If you’re part of a software team and you haven’t been chained to a radiator for the last two decades, you’ll recognise a fascinating convergence. That list, without the addendum, can be translated into software-speak as:
- Prioritising bugs over features.
- Managing the expectations of important people outside the team;
- Holding daily stand-up meetings to review progress and triage new cases;
- Employing regular, independent, integrated testing.
Agile almost certainly had its genesis in the reaction to a crisis such as ours, but it goes much further. The textbooks I have read on the subject recommend just foisting a flavour of Agile onto your team in one huge, indigestible thrust. I hate doing this to any fellow human being, so I am happy to discover that it is possible to creep towards new working practices effectively, little by little, minimising disruption while sharing complicity and control. When done properly, Agile should be liberating and democratic, and there’s no reason why the transition itself should resemble an abduction.
Naturally, it helps to have a crisis, and our predicament provided the necessary catalyst for change. The great surprise to me, as it had been at Focusrite, was how hungry everybody is for more formality, and for better delineation of working rules.
The founding fathers of Agile must have invented the art in a piecemeal way too, without access to flashy collaborative software, burndown charts, or the lexicon of trademarked, capitalised, quasi-sporting macho jargon that Agile practitioners tend to love.
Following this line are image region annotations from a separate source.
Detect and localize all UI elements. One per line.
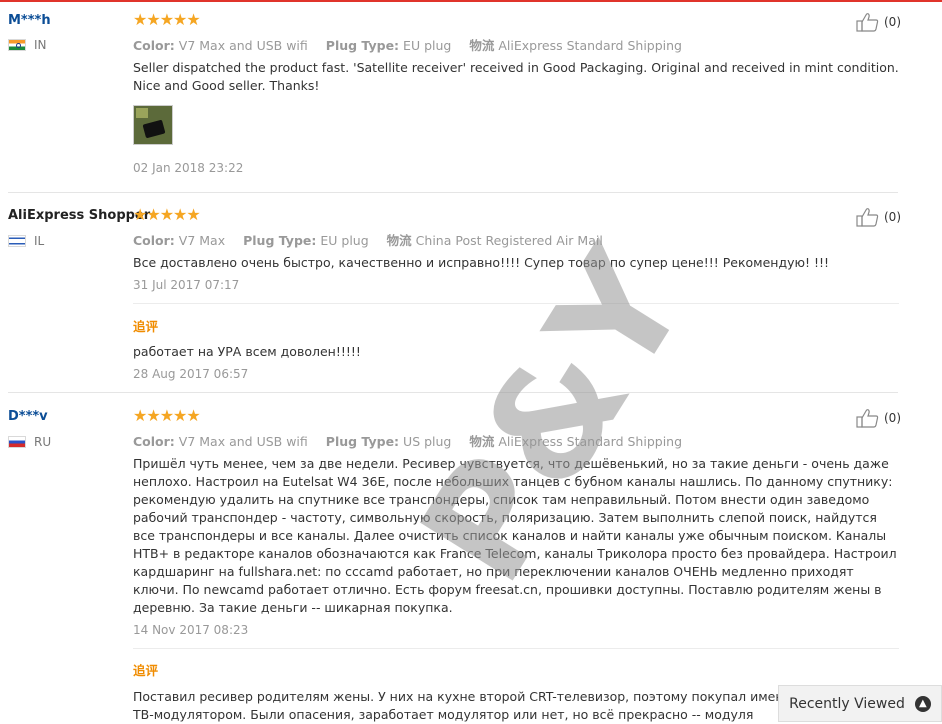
- plug-value: EU plug: [320, 233, 369, 248]
- plug-label: Plug Type:: [325, 38, 400, 53]
- helpful-count: (0): [884, 411, 901, 425]
- reviewer-name[interactable]: M***h: [8, 13, 51, 28]
- plug-value: EU plug: [403, 38, 452, 53]
- thumbs-up-icon: [856, 409, 879, 428]
- reviewer-name: AliExpress Shopper: [8, 208, 151, 223]
- reviewer-country: IN: [8, 38, 47, 52]
- shipping-label: 物流: [386, 233, 412, 248]
- review-date: 14 Nov 2017 08:23: [133, 623, 249, 637]
- top-accent-line: [0, 0, 942, 2]
- color-label: Color:: [133, 38, 175, 53]
- color-value: V7 Max: [178, 233, 226, 248]
- reviewer-country: RU: [8, 435, 51, 449]
- thumbs-up-icon: [856, 13, 879, 32]
- review-photo-thumbnail[interactable]: [133, 105, 173, 145]
- recently-viewed-button[interactable]: Recently Viewed ▲: [778, 685, 942, 722]
- review-text: Seller dispatched the product fast. 'Sat…: [133, 60, 899, 93]
- color-value: V7 Max and USB wifi: [178, 38, 308, 53]
- plug-value: US plug: [403, 434, 452, 449]
- helpful-button[interactable]: (0): [856, 408, 901, 428]
- product-attributes: Color: V7 Max and USB wifi Plug Type: US p…: [133, 431, 696, 450]
- product-attributes: Color: V7 Max Plug Type: EU plug 物流 China P…: [133, 230, 617, 249]
- chevron-up-icon: ▲: [914, 695, 931, 712]
- flag-icon-russia: [8, 436, 26, 448]
- plug-label: Plug Type:: [243, 233, 317, 248]
- followup-label: 追评: [133, 663, 159, 678]
- star-rating: ★★★★★: [133, 406, 201, 425]
- color-label: Color:: [133, 434, 175, 449]
- reviewer-name[interactable]: D***v: [8, 409, 48, 424]
- shipping-value: China Post Registered Air Mail: [415, 233, 603, 248]
- followup-label: 追评: [133, 319, 159, 334]
- review-text: Все доставлено очень быстро, качественно…: [133, 255, 830, 270]
- color-value: V7 Max and USB wifi: [178, 434, 308, 449]
- flag-icon-india: [8, 39, 26, 51]
- recently-viewed-label: Recently Viewed: [789, 695, 905, 712]
- plug-label: Plug Type:: [325, 434, 400, 449]
- followup-divider: [133, 648, 899, 649]
- country-code: RU: [34, 435, 52, 449]
- review-text: Пришёл чуть менее, чем за две недели. Ре…: [133, 456, 897, 615]
- review-divider: [8, 192, 898, 193]
- review-divider: [8, 392, 898, 393]
- helpful-count: (0): [884, 15, 901, 29]
- followup-date: 28 Aug 2017 06:57: [133, 367, 249, 381]
- star-rating: ★★★★★: [133, 10, 201, 29]
- color-label: Color:: [133, 233, 175, 248]
- shipping-value: AliExpress Standard Shipping: [498, 38, 682, 53]
- country-code: IL: [34, 234, 45, 248]
- star-rating: ★★★★★: [133, 205, 201, 224]
- shipping-label: 物流: [469, 434, 495, 449]
- followup-divider: [133, 303, 899, 304]
- helpful-button[interactable]: (0): [856, 12, 901, 32]
- reviewer-country: IL: [8, 234, 44, 248]
- shipping-label: 物流: [469, 38, 495, 53]
- product-attributes: Color: V7 Max and USB wifi Plug Type: EU p…: [133, 35, 696, 54]
- shipping-value: AliExpress Standard Shipping: [498, 434, 683, 449]
- review-date: 31 Jul 2017 07:17: [133, 278, 240, 292]
- flag-icon-israel: [8, 235, 26, 247]
- country-code: IN: [34, 38, 47, 52]
- review-date: 02 Jan 2018 23:22: [133, 161, 244, 175]
- helpful-button[interactable]: (0): [856, 207, 901, 227]
- followup-text: работает на УРА всем доволен!!!!!: [133, 344, 361, 359]
- helpful-count: (0): [884, 210, 901, 224]
- thumbs-up-icon: [856, 208, 879, 227]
This language in particular is at once distateful and alien to the anchoritic, genteel tongue of the British nerd. While our biggest competitors may talk in terms of sprints, scrums, after-parties and touchdowns, it’s an oft-demonstrated fallacy that everybody must imitate a winner exactly or die. Google, Apple, and Oracle look very different, and they didn’t get there overnight. Better to evolve, to question, to cut one’s own clothes, and to pass each milestone at a sustainable pace.
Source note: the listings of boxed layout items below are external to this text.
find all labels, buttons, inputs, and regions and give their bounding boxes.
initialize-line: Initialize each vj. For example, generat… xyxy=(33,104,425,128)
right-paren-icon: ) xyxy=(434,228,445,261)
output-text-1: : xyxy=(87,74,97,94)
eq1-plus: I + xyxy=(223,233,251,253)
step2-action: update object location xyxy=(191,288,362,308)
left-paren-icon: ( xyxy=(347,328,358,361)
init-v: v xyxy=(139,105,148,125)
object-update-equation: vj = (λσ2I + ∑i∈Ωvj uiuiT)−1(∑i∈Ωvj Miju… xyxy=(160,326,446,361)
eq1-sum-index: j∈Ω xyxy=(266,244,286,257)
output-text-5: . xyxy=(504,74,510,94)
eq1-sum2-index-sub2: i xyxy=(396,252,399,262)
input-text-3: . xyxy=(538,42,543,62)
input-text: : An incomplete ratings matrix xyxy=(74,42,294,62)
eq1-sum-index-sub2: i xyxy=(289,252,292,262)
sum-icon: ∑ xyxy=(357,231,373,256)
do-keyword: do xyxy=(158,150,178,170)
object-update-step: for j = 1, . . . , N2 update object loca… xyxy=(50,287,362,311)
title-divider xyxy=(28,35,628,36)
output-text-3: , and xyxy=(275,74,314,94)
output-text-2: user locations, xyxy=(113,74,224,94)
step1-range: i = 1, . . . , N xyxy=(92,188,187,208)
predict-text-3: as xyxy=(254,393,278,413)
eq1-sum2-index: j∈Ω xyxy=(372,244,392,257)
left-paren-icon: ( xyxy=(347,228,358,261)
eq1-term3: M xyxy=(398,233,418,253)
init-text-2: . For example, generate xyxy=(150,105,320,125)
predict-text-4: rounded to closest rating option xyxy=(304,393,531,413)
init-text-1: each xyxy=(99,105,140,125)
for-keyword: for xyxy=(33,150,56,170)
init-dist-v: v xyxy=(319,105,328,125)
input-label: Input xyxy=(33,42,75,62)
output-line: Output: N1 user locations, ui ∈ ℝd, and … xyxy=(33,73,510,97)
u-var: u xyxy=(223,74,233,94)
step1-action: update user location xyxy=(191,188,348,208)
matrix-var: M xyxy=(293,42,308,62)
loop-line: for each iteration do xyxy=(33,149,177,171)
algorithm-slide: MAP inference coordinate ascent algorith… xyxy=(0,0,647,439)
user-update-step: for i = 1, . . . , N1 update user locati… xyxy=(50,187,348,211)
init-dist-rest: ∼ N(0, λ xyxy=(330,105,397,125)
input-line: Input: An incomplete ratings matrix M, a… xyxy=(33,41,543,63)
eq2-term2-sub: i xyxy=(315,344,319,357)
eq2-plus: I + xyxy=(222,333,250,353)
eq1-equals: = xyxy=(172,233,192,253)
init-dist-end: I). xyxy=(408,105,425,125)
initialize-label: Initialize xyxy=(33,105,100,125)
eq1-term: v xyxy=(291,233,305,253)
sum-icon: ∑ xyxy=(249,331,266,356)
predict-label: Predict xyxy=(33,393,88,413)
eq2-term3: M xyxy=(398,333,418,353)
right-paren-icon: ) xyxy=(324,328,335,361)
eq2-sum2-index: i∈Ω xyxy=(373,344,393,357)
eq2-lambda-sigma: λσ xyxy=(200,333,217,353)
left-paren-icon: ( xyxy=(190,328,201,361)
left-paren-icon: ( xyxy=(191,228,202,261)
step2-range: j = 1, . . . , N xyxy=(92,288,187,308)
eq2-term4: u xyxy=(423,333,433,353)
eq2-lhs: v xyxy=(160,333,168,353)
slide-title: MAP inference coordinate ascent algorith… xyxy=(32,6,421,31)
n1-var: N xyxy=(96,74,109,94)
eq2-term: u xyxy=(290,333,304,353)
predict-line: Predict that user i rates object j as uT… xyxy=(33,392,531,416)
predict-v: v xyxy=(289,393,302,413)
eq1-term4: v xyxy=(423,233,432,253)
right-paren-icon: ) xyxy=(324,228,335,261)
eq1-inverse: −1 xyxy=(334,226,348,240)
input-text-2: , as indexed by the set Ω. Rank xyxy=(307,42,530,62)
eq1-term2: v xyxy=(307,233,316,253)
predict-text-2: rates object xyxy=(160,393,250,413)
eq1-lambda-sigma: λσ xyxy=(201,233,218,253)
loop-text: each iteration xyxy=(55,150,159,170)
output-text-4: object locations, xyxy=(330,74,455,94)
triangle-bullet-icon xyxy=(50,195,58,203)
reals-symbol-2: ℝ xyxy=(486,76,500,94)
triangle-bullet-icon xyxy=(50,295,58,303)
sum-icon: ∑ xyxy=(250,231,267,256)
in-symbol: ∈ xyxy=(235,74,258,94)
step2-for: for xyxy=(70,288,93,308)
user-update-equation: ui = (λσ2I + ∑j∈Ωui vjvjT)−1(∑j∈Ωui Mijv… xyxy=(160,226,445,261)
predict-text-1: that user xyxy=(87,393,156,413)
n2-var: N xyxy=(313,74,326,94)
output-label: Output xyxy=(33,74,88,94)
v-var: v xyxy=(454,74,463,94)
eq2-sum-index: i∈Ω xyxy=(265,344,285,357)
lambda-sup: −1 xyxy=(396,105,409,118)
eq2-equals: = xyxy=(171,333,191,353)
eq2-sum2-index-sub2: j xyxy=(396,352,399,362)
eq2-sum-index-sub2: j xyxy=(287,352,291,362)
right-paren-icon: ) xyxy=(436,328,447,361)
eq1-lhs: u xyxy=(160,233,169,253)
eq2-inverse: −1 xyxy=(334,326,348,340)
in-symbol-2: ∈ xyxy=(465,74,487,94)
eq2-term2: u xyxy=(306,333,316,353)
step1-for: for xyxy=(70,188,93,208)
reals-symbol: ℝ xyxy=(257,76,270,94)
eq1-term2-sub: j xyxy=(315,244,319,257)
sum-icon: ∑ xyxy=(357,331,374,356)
The beginning was messy, as it had to be: the day’s top three bugs (along with the next three, in case we had a good day) were scrawled on a whiteboard and marked with asterisks, and crossed out with a flourish whenever a small victory was scored. Reports and updates were circulated two or three times a day via emails and ephemeral, free-form documents. Our testing was fairly ad-hoc, usually starting some minutes late and skipping from feature to feature with everybody talking at once, but it actually did the job and we ended up with a really decent, demonstrable product that supplanted our old prototype in a matter of days, and a happy boss who trusted us again. I characteristically resist enthusiasm, but a few minutes of playing a Seaboard now makes an electronic piano feel primitive.
The last few weeks have left a lingering taste, and some time to tidy up and consolidate our new system. It’s no shame to admit that a talented software team has occasional organisational difficulties. Everybody does; it’s a fact of life. Mistakes make great lessons, though. Biographies that chronicle noble failures are far more informative and more honest, if lamentably rarer, than those that focus only on success. Creative teams are always caught between between having enough formality to collaborate effectively on really difficult tasks, and respecting those sparks of individual brilliance that will make a product shine. The equilibrium between the two must adapt continually — often painfully — to fit the evolving team, but that’s what Agile is supposedly all about.
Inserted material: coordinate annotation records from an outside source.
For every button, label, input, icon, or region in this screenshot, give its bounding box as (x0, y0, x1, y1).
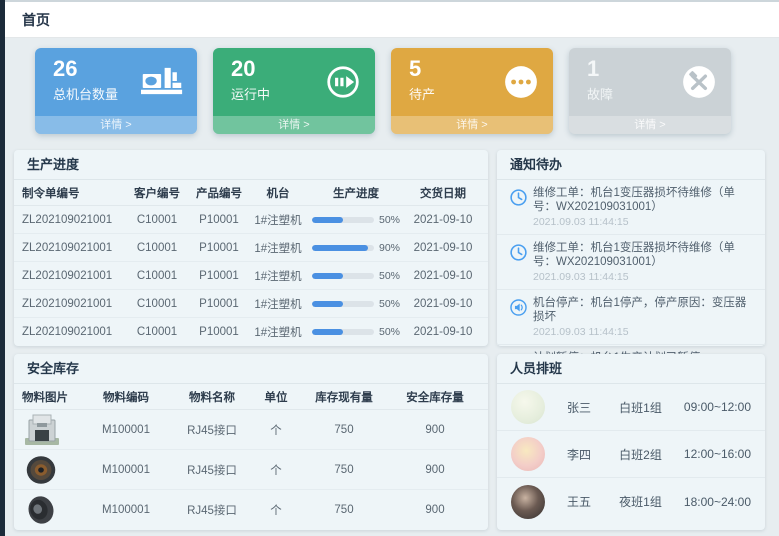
col-header: 物料编码 (82, 389, 170, 405)
production-progress-panel: 生产进度 制令单编号 客户编号 产品编号 机台 生产进度 交货日期 ZL2021… (14, 150, 488, 346)
breadcrumb-home[interactable]: 首页 (22, 10, 50, 30)
progress-bar (312, 273, 374, 279)
safety-stock-panel: 安全库存 物料图片 物料编码 物料名称 单位 库存现有量 安全库存量 M1000… (14, 354, 488, 530)
progress-bar (312, 301, 374, 307)
notice-item[interactable]: 机台停产：机台1停产，停产原因：变压器损坏 2021.09.03 11:44:1… (497, 290, 765, 345)
staff-shift: 夜班1组 (619, 493, 684, 510)
table-row: M100001 RJ45接口 个 750 900 (14, 410, 488, 450)
col-header: 交货日期 (406, 185, 480, 201)
table-row: M100001 RJ45接口 个 750 900 (14, 450, 488, 490)
panel-title: 人员排班 (497, 354, 765, 384)
staff-time: 12:00~16:00 (684, 447, 751, 461)
table-row: ZL202109021001 C10001 P10001 1#注塑机 50% 2… (14, 318, 488, 346)
table-row: ZL202109021001 C10001 P10001 1#注塑机 50% 2… (14, 262, 488, 290)
col-header: 机台 (250, 185, 306, 201)
breadcrumb-bar: 首页 (0, 0, 779, 38)
staff-name: 李四 (567, 446, 619, 463)
detail-link[interactable]: 详情 > (213, 116, 375, 134)
panel-title: 通知待办 (497, 150, 765, 180)
col-header: 生产进度 (306, 185, 406, 201)
schedule-row: 王五 夜班1组 18:00~24:00 (497, 478, 765, 525)
staff-shift: 白班2组 (619, 446, 684, 463)
table-header: 物料图片 物料编码 物料名称 单位 库存现有量 安全库存量 (14, 384, 488, 410)
staff-schedule-panel: 人员排班 张三 白班1组 09:00~12:00 李四 白班2组 12:00~1… (497, 354, 765, 530)
staff-shift: 白班1组 (619, 399, 684, 416)
col-header: 单位 (254, 389, 298, 405)
notice-time: 2021.09.03 11:44:15 (533, 326, 753, 338)
staff-name: 张三 (567, 399, 619, 416)
detail-link[interactable]: 详情 > (35, 116, 197, 134)
staff-name: 王五 (567, 493, 619, 510)
clock-icon (509, 241, 533, 283)
table-row: M100001 RJ45接口 个 750 900 (14, 490, 488, 530)
col-header: 库存现有量 (298, 389, 390, 405)
detail-link[interactable]: 详情 > (391, 116, 553, 134)
speaker-driver-image (22, 453, 82, 487)
machine-icon (141, 64, 183, 103)
table-row: ZL202109021001 C10001 P10001 1#注塑机 50% 2… (14, 206, 488, 234)
progress-bar (312, 329, 374, 335)
notice-todo-panel: 通知待办 维修工单：机台1变压器损坏待维修（单号：WX202109031001）… (497, 150, 765, 346)
table-header: 制令单编号 客户编号 产品编号 机台 生产进度 交货日期 (14, 180, 488, 206)
col-header: 客户编号 (126, 185, 188, 201)
progress-bar (312, 217, 374, 223)
progress-bar (312, 245, 374, 251)
stat-card-running: 20 运行中 详情 > (213, 48, 375, 134)
schedule-row: 张三 白班1组 09:00~12:00 (497, 384, 765, 431)
notice-item[interactable]: 维修工单：机台1变压器损坏待维修（单号：WX202109031001） 2021… (497, 235, 765, 290)
speaker-icon (509, 296, 533, 338)
col-header: 物料名称 (170, 389, 254, 405)
table-row: ZL202109021001 C10001 P10001 1#注塑机 90% 2… (14, 234, 488, 262)
sidebar-edge-strip (0, 0, 5, 536)
running-icon (325, 64, 361, 105)
clock-icon (509, 186, 533, 228)
detail-link[interactable]: 详情 > (569, 116, 731, 134)
notice-time: 2021.09.03 11:44:15 (533, 271, 753, 283)
col-header: 产品编号 (188, 185, 250, 201)
panel-title: 生产进度 (14, 150, 488, 180)
schedule-row: 李四 白班2组 12:00~16:00 (497, 431, 765, 478)
notice-time: 2021.09.03 11:44:15 (533, 216, 753, 228)
col-header: 安全库存量 (390, 389, 480, 405)
rj45-connector-image (22, 413, 82, 447)
col-header: 物料图片 (22, 389, 82, 405)
speaker-driver-image (22, 493, 82, 527)
avatar (511, 437, 545, 471)
avatar (511, 485, 545, 519)
staff-time: 18:00~24:00 (684, 495, 751, 509)
notice-item[interactable]: 维修工单：机台1变压器损坏待维修（单号：WX202109031001） 2021… (497, 180, 765, 235)
panel-title: 安全库存 (14, 354, 488, 384)
tools-icon (681, 64, 717, 105)
staff-time: 09:00~12:00 (684, 400, 751, 414)
stat-card-pending: 5 待产 详情 > (391, 48, 553, 134)
col-header: 制令单编号 (22, 185, 126, 201)
table-row: ZL202109021001 C10001 P10001 1#注塑机 50% 2… (14, 290, 488, 318)
ellipsis-icon (503, 64, 539, 105)
avatar (511, 390, 545, 424)
stat-card-total-machines: 26 总机台数量 详情 > (35, 48, 197, 134)
stat-card-fault: 1 故障 详情 > (569, 48, 731, 134)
Our jobs are constantly in flux. Focusrite, six months after I left, has put in so many new practices that, were I to return, I wouldn’t know where to put myself. And yet, Agile is a peculiar beast to shoehorn into a hardware company, as it doesn’t fit well with the process of making physical objects.
The next article will probably be about how software-centric Agile collides with hardware-centric ROLI. Particularly, we’ve been thinking about how we can make the necessary heaps of planning and due diligence work in our favour, by softening the boundary between our work and its documentation.
Actually, that’s not an article. It’s a career.